The deployment of scale squeeze treatments in subsea horizontal wells has always presented a challenge in terms of understanding the location of injected fluids vs the location of the produced water where scale formation will occur. Over the years software packages such as Eclipse has been able to provide valuable information on the possible placement options for such wells when production logging tool (PLT) data have not been available. The development of multilateral drilling/completion technology has further complicated the placement challenges in such wells. In this paper Eclipse simulation data has been linked to SQUEEZE designs software for two subsea production wells completed with multi laterals and sliding sleeves to allow selective placement of the squeeze treatment.
The field in question consists of four reservoirs with varying barium levels (15 ppm to 320 ppm). For pressure support seawater injection has been applied from the start of field life. Prior to field start up, studies were conducted to review the order of expected injection water breakthrough for each well, the location of breakthrough along the length of the production sections, the feasibility of bullhead deployed squeezes and the implications of barium ion stripping. These issues were all assessed to generate a scale management strategy for the field.

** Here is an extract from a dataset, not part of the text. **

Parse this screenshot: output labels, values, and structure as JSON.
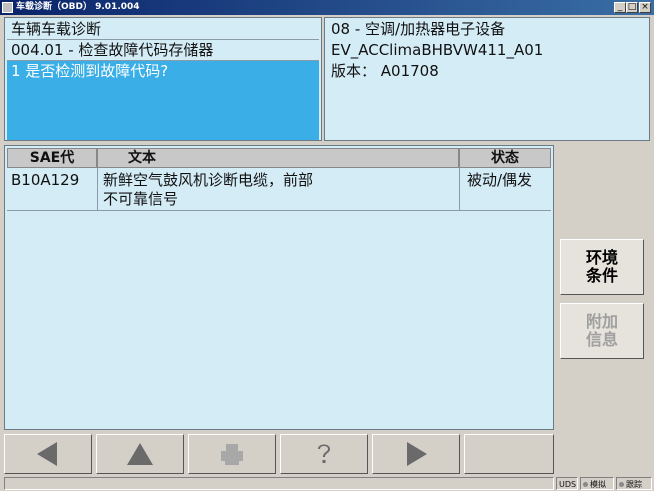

Despite uncertainties in the original reservoir model, the order of injection water breakthrough across the field was observed to be correct and the information on placement proved very useful in building scale squeeze treatments.
The challenge of rapid injection water breakthrough in the field during its early life was addressed with development of pre-production squeeze treatments applied during new well completions. This eliminated the need to shut in wells whilst awaiting mobilisation of DSVs for treatment deployment. As the field matures, tailored scale squeeze treatments were developed for each of the 25 production wells. Over the life of the wells the squeeze designs were updated to take into account changing water rates, changing water composition and thus MIC for the squeeze chemical. The positive contribution of the downhole continual injection chemical was also shown to extend the squeeze lifetimes by allowing a lower MIC value to be used for treatment design in the production section of the wells.
Optimisation of the scale management programme has seen wells considered to be outside the scale window eliminated from the squeeze treatment campaigns, reduction in chemical volumes being applied and extended squeeze lifetime for treatments based on monthly review of well performance/water chemistry/inhibitor residuals.